Feast and Famine at the RMTMA Conference: Manufacturing’s generational opportunity and challenge

Machinists, fabricators, and brokers fueling a manufacturing boom along Colorado’s Front Range gathered in Denver last week wasted no time getting to the topic du jour — workforce development. Speakers at the 2022 Rocky Mountain Machining & Tooling Association (RMTMA) Fall Conference parsed workforce topics throughout the day, from retention to recruitment to change management, in response to the sector’s acute workforce need.

But a dearth of employees did little to dampen good feelings here about prospects for growth and new work. Demand for U.S.-manufactured products is strong — generationally strong. A decade or so removed from an historic crash, U.S. brands and contractors have refocused on domestic manufacturing. Domestic supply chains are in. Outsourcing is out.

For suppliers here, it means that as prospects for growth are high even as most pursue opportunity with one hand tied behind their back. Focused on Machining‘s Justin Quinn, the outgoing RMTMA chapter president, summed it up: “It’s easier to find a customer than a good employee.”

Angela Rose’s summary this week of challenges, opportunities, and needs of the manufacturers we’ve profiled so far in 2022, bears out the challenge of pursuing new business that’s there for the taking. Managing growth is the third-most cited challenge behind manufacturing’s two steady and pervasive headaches: supply chain and workforce.

Still, the need for human capital is this time framed against a backdrop of opportunity for domestic machine shops and OEMs that’s fundamentally different from anything we’ve seen.

I sum up this generational opportunity in three macro-trends powering a new golden age of domestic manufacturing:

  1. Offshore supply chains are irrevocably broken. Among the factors: We’re decoupling with China. It may happen over time. It may happen overnight.

  2. With business leaders joining the “Made in America” consumer movement, there’s enthusiasm economy-wide for U.S.-made products. Domestic production options are more competitive as companies see brand value in manufacturing here.

  3. We’re nearer to solving the workforce problem than we think. Automation and technology are set to catalyze manufacturing employment, not diminish it.
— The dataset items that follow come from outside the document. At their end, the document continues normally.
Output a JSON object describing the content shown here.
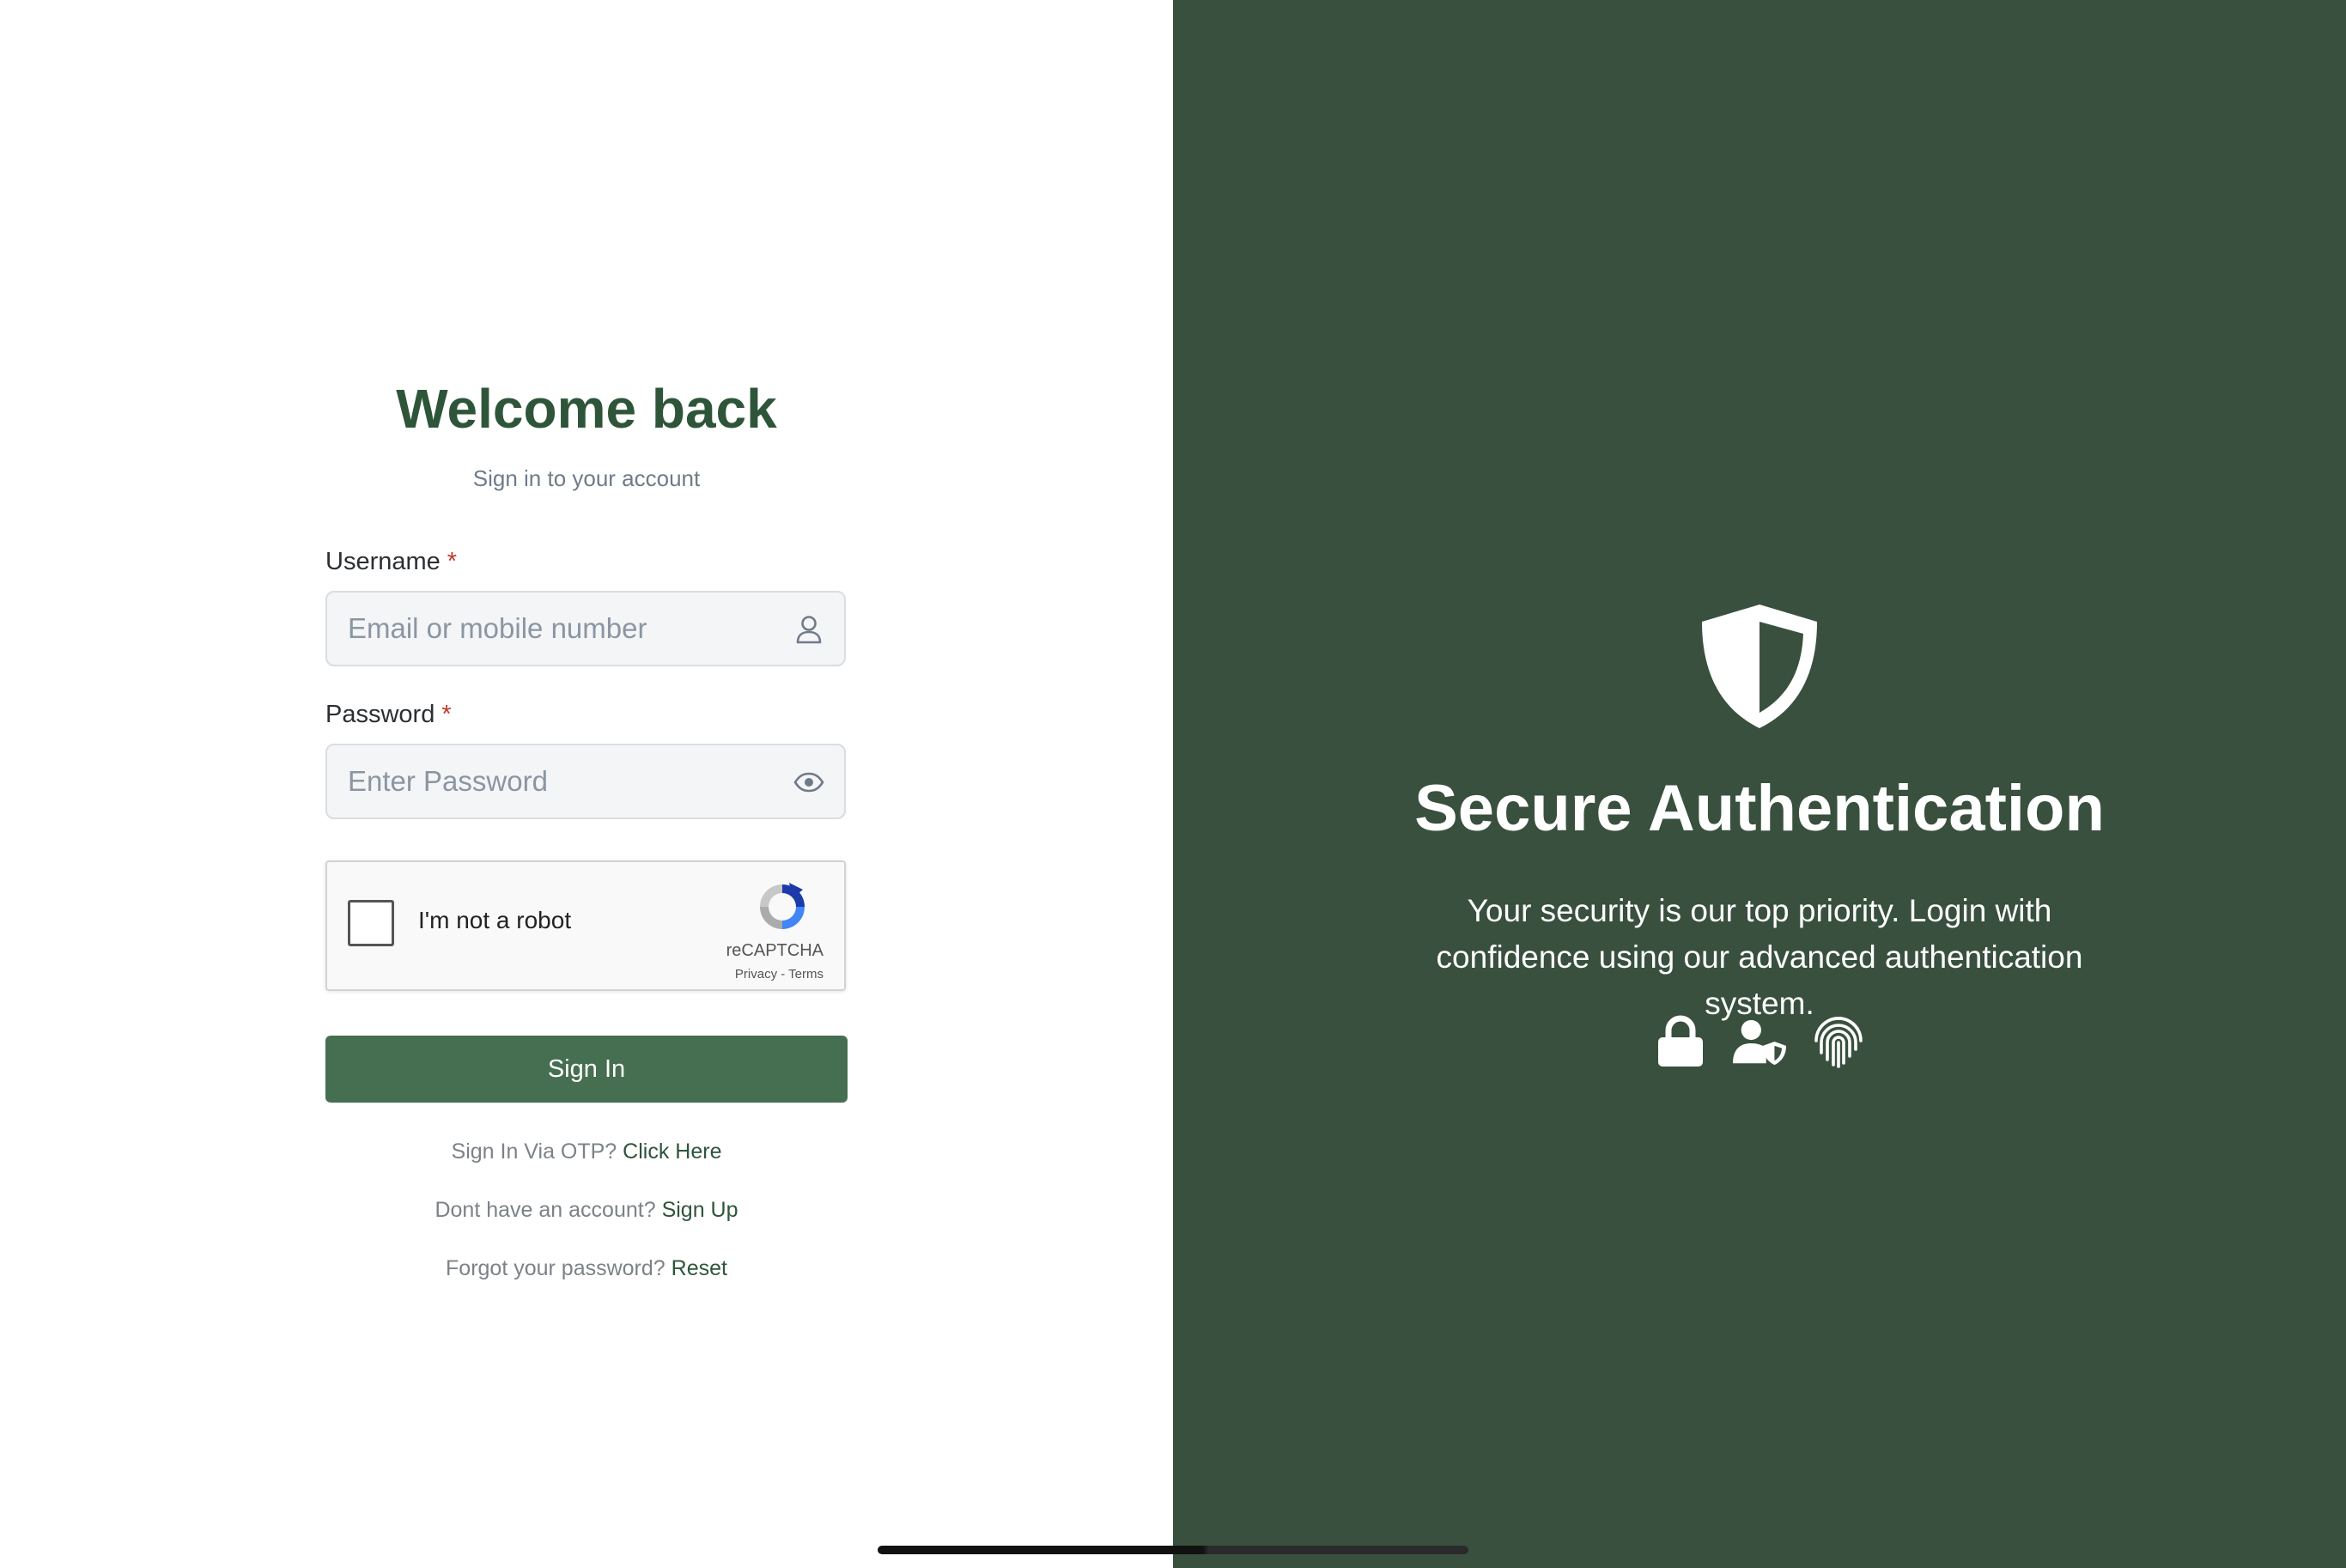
{
  "login": {
    "title": "Welcome back",
    "subtitle": "Sign in to your account",
    "username": {
      "label": "Username",
      "required_mark": "*",
      "placeholder": "Email or mobile number",
      "value": "",
      "icon": "user-icon"
    },
    "password": {
      "label": "Password",
      "required_mark": "*",
      "placeholder": "Enter Password",
      "value": "",
      "icon": "eye-icon"
    },
    "recaptcha": {
      "checkbox_label": "I'm not a robot",
      "brand": "reCAPTCHA",
      "links": "Privacy - Terms",
      "checked": false
    },
    "sign_in_button": "Sign In",
    "otp": {
      "prompt": "Sign In Via OTP?",
      "link": "Click Here"
    },
    "signup": {
      "prompt": "Dont have an account?",
      "link": "Sign Up"
    },
    "forgot": {
      "prompt": "Forgot your password?",
      "link": "Reset"
    }
  },
  "promo": {
    "icon": "shield-icon",
    "title": "Secure Authentication",
    "description": "Your security is our top priority. Login with confidence using our advanced authentication system.",
    "feature_icons": [
      "lock-icon",
      "user-shield-icon",
      "fingerprint-icon"
    ]
  },
  "colors": {
    "brand_green": "#2e5539",
    "panel_green": "#38503d",
    "button_green": "#466e51",
    "required_red": "#c0392b"
  }
}
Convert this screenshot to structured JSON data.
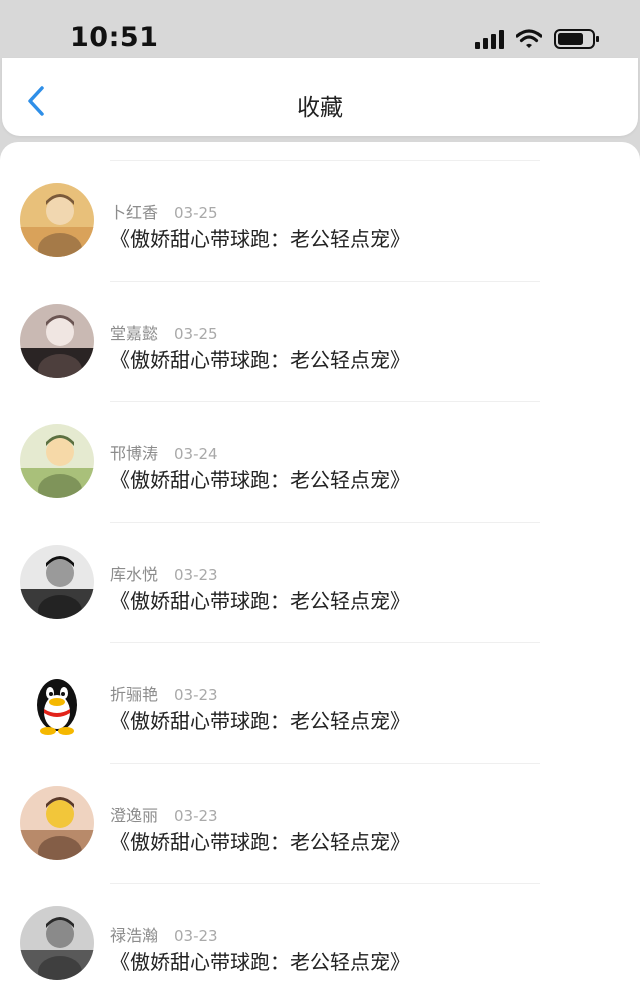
{
  "status_bar": {
    "time": "10:51"
  },
  "header": {
    "title": "收藏"
  },
  "favorites": [
    {
      "name": "卜红香",
      "date": "03-25",
      "title": "《傲娇甜心带球跑：老公轻点宠》",
      "avatar_color": "#d8a860"
    },
    {
      "name": "堂嘉懿",
      "date": "03-25",
      "title": "《傲娇甜心带球跑：老公轻点宠》",
      "avatar_color": "#5a4a48"
    },
    {
      "name": "邗博涛",
      "date": "03-24",
      "title": "《傲娇甜心带球跑：老公轻点宠》",
      "avatar_color": "#b9c98a"
    },
    {
      "name": "库水悦",
      "date": "03-23",
      "title": "《傲娇甜心带球跑：老公轻点宠》",
      "avatar_color": "#6b6b6b"
    },
    {
      "name": "折骊艳",
      "date": "03-23",
      "title": "《傲娇甜心带球跑：老公轻点宠》",
      "avatar_color": "#ffffff"
    },
    {
      "name": "澄逸丽",
      "date": "03-23",
      "title": "《傲娇甜心带球跑：老公轻点宠》",
      "avatar_color": "#c79a7a"
    },
    {
      "name": "禄浩瀚",
      "date": "03-23",
      "title": "《傲娇甜心带球跑：老公轻点宠》",
      "avatar_color": "#7a7a7a"
    }
  ],
  "colors": {
    "accent": "#2f8fe8",
    "status_bar_bg": "#d8d8d8"
  },
  "icons": {
    "back": "chevron-left-icon",
    "signal": "signal-icon",
    "wifi": "wifi-icon",
    "battery": "battery-icon"
  }
}
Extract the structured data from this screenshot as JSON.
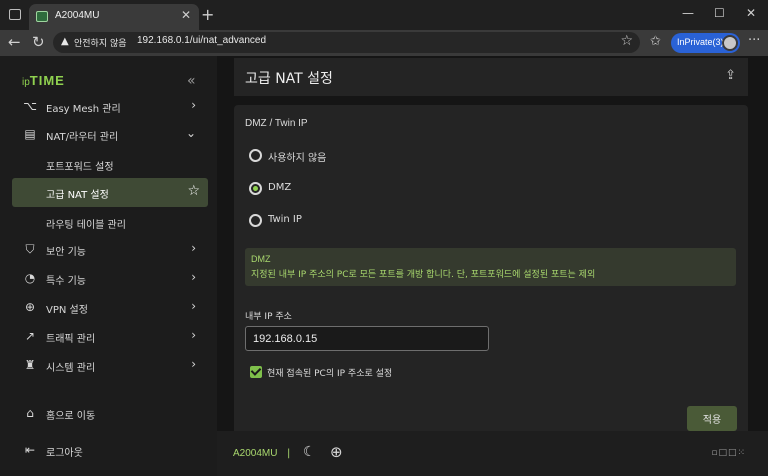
{
  "browser": {
    "tab_title": "A2004MU",
    "address_warning": "안전하지 않음",
    "url": "192.168.0.1/ui/nat_advanced",
    "inprivate_label": "InPrivate(3)"
  },
  "sidebar": {
    "logo_prefix": "ip",
    "logo_main": "TIME",
    "items": [
      {
        "label": "Easy Mesh 관리"
      },
      {
        "label": "NAT/라우터 관리"
      },
      {
        "label": "보안 기능"
      },
      {
        "label": "특수 기능"
      },
      {
        "label": "VPN 설정"
      },
      {
        "label": "트래픽 관리"
      },
      {
        "label": "시스템 관리"
      }
    ],
    "subitems": [
      {
        "label": "포트포워드 설정"
      },
      {
        "label": "고급 NAT 설정"
      },
      {
        "label": "라우팅 테이블 관리"
      }
    ],
    "home_label": "홈으로 이동",
    "logout_label": "로그아웃"
  },
  "main": {
    "page_title": "고급 NAT 설정",
    "section_title": "DMZ / Twin IP",
    "options": [
      "사용하지 않음",
      "DMZ",
      "Twin IP"
    ],
    "selected_option": "DMZ",
    "info_title": "DMZ",
    "info_desc": "지정된 내부 IP 주소의 PC로 모든 포트를 개방 합니다. 단, 포트포워드에 설정된 포트는 제외",
    "ip_label": "내부 IP 주소",
    "ip_value": "192.168.0.15",
    "checkbox_label": "현재 접속된 PC의 IP 주소로 설정",
    "checkbox_checked": true,
    "apply_label": "적용"
  },
  "footer": {
    "model": "A2004MU",
    "separator": "|"
  },
  "colors": {
    "accent": "#8fd14f",
    "active_bg": "#3f4a35",
    "inprivate": "#2a62d6"
  }
}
We’ll report on all the above in future editions, but today nothing is more important than funding a new wave of technology and automation in manufacturing. Outcomes would work at once to improve processes and products that would keep more work in the U.S., but also work to attract a new generation of STEM employees.

Eric Peterson’s report this week on automation and the manufacturing workforce alludes to the possibilities, including this from Summit Peak Manufacturing CEO Ken Curry in Murray, Utah:

“As we grow this business, we don’t want to just grow it by employees,” he says. “We want to grow by automation, by use of robots, and different things we’re interested in doing.”

That makes for different prerequisite skill sets, and a pair of employees in their twenties are up to the task. “They’re really adaptable to automation,” says Curry. “A lot of the challenge is to keep them challenged. That’s a big thing for us: We want to give them opportunities to be challenged.”

Imagine manufacturers competing for engineering and technical talent graduating from the university system. It would fuel exponential employment growth in the sector, through a generation of new companies. We’re nearing that point.

How to accelerate the momentum? For starters, it’s crucial to align the vast ecosystem of money — grants, opportunity funds, and the like — toward helping small manufacturers automate.

And quickly: The Hill recently quoted Deputy Secretary of Defense Kathleen Hicks, who “noted that over the past decade, the number of small businesses in the defense industrial base shrank by over 40 percent. ‘The data shows that if we continue along the same trend, we could lose an additional 15,000 suppliers over the next 10 years.'”

Tooling up small manufacturers is a vital step to stop the slide.